Hull Burrel and Gordon looked at each other. It was still fresh in them, the horror they had felt when the H'Harn named Susurr had come toward them. Gordon said flatly, "Good God."
Then he turned to Shorr Kan to ask what they should do. And he was almost too late.
"If there's a H'Harn on this ship," Shorr Kan said, "there's only one thing to do. Find it and kill it."

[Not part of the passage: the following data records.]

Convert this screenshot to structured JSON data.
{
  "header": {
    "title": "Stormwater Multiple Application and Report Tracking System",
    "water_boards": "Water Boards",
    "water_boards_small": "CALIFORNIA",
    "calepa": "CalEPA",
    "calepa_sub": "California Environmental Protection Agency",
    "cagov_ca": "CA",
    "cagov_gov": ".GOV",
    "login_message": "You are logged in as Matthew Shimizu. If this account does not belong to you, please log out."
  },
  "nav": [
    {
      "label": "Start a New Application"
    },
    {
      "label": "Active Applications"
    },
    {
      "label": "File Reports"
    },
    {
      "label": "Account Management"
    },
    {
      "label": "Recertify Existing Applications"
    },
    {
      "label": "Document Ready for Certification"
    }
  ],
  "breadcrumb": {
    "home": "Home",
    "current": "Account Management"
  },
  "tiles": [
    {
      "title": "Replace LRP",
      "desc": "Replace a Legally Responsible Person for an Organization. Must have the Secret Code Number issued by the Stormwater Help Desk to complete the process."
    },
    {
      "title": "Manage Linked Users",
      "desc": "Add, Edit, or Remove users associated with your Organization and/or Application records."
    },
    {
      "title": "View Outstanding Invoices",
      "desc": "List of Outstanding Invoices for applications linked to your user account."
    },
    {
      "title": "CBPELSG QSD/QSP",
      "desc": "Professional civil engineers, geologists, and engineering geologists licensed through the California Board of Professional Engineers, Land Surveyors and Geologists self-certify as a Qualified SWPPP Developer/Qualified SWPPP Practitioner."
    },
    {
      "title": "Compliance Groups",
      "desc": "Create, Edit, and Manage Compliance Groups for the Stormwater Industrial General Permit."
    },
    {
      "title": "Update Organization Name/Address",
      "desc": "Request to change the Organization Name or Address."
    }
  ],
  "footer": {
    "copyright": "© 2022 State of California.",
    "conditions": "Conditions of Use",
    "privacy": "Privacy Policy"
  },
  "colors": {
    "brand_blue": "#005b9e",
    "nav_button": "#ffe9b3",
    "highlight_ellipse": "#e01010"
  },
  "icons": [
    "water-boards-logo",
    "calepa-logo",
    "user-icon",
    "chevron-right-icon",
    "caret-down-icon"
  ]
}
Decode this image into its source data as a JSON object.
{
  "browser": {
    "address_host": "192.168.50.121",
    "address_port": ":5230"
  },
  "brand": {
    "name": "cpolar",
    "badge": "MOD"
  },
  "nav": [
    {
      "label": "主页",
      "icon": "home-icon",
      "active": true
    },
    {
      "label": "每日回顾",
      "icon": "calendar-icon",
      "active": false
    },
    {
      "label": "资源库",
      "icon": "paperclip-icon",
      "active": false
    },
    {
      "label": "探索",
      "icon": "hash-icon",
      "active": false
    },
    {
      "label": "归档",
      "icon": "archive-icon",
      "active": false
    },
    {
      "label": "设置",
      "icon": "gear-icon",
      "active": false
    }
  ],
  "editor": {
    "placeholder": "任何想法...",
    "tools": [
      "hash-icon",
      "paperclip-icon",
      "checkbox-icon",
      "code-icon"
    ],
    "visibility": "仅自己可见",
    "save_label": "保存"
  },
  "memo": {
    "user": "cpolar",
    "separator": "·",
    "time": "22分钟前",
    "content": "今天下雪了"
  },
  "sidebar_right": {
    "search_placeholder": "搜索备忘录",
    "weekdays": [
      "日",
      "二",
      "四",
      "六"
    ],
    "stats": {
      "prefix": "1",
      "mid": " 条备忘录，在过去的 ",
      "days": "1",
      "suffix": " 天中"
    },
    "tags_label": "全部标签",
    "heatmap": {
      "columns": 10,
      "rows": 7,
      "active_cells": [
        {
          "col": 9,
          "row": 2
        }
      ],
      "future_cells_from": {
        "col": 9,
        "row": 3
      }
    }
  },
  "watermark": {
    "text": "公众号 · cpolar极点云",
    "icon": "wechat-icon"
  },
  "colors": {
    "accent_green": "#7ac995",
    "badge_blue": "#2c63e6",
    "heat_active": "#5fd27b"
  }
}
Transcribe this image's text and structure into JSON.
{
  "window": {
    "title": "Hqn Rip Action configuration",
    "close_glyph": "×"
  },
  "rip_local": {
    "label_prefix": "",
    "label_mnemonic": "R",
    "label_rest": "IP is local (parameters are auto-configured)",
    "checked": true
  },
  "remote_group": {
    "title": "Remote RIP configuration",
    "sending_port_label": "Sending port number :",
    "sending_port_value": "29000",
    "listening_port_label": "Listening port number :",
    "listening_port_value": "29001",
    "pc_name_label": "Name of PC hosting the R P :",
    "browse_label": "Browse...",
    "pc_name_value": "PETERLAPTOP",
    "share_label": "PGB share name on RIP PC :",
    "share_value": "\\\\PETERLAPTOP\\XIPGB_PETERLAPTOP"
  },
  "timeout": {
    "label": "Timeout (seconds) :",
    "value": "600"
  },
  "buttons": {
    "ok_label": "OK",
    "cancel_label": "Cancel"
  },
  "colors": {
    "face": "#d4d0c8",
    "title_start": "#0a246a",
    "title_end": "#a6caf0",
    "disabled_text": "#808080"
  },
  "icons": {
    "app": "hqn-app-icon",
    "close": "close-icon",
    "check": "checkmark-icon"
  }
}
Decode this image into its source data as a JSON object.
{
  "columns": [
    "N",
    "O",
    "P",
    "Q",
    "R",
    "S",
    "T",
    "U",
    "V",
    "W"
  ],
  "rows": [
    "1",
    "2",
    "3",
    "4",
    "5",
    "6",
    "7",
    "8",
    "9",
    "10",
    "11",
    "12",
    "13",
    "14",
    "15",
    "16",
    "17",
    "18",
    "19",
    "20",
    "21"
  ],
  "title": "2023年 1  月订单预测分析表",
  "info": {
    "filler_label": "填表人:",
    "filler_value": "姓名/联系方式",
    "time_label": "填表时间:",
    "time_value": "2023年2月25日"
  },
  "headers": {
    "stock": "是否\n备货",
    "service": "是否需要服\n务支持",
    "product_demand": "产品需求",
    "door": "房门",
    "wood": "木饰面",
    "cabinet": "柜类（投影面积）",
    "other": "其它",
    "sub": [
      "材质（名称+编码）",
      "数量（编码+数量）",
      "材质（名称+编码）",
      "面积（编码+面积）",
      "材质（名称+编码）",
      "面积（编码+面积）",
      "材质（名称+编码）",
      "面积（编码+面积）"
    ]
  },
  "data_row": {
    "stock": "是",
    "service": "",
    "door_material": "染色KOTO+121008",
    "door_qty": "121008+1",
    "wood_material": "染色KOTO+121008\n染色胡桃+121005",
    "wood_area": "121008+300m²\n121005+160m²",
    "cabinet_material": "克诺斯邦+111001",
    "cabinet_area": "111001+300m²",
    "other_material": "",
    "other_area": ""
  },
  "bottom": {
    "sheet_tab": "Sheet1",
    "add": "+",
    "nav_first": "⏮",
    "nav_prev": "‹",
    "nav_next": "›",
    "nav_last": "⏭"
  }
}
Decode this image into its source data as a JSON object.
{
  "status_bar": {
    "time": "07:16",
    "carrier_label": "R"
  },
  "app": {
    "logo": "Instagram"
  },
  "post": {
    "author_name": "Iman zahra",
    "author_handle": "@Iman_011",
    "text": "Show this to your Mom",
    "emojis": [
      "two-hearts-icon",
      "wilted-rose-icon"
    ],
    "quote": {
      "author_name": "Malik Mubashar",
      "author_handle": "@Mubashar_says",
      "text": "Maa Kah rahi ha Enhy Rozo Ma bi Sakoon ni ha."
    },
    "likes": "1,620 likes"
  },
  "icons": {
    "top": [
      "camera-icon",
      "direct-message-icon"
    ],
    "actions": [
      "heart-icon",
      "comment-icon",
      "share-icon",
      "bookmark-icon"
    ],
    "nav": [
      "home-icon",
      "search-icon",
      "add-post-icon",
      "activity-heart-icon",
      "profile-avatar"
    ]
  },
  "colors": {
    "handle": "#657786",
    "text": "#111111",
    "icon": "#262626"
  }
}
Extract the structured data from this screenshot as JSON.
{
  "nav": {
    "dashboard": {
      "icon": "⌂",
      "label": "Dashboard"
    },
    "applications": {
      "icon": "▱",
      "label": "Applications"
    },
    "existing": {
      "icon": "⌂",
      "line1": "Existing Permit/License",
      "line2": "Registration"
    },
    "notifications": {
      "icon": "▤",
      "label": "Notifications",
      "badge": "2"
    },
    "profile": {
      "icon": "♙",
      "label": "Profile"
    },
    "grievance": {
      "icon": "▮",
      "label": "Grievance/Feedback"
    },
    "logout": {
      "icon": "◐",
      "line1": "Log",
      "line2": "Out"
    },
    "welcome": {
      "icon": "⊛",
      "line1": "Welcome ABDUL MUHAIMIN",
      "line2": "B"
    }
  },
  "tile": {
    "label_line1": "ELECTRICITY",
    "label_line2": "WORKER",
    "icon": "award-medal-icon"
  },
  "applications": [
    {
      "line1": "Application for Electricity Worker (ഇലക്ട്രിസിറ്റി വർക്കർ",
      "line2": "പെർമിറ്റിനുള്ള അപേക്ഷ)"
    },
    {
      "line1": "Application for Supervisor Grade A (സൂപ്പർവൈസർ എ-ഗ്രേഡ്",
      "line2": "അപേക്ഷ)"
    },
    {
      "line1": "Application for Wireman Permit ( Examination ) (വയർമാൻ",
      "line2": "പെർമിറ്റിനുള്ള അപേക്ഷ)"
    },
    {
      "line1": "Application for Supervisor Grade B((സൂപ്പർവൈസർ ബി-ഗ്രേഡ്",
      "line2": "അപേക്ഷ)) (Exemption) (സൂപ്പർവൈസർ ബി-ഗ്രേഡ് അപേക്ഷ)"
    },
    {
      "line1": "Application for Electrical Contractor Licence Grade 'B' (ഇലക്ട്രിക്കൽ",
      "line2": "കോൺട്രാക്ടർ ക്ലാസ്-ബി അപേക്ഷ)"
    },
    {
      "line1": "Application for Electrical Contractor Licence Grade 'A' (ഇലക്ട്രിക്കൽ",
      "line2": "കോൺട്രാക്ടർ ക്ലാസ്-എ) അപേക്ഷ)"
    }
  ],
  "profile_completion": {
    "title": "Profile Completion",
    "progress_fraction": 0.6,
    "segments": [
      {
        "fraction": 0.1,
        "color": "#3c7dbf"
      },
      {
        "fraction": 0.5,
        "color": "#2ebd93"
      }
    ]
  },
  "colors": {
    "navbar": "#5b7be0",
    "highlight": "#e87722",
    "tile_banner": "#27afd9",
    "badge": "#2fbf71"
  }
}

With a decisive gesture, he drew the stunner from his belt.
Gordon lunged.
He brought Shorr Kan to the floor in a crashing tackle and grabbed the hand that held the stunner. He clung to it while Shorr Kan fought him like a tiger, and all the time Shorr Kan's face was blank as something carved from wood and his eyes were fixed and glazed and unseeing.
Gordon yelled, "Hull, help me!"
Hull was already leaping forward. "Then he is a traitor? I always knew we couldn't trust him..."
"Not that," said Gordon, panting for breath. "Look at his face. I've seen that before... he's under H'Harn control. Get that stunner out of his hand!"
Hull carefully peeled back Shorr Kan's fingers until he let go of the weapon, and as soon as it passed into the Antarian's hands Shorr Kan sagged and went limp. Like someone coming out of a faint he looked up at them and mumbled, "What happened? I felt..."
But Gordon had forgotten about him. He wrenched the stunner away from the startled Hull and disarmed it feverishly by withdrawing its charge-chamber. Then, just as quickly, he tossed the useless stunner back to Hull.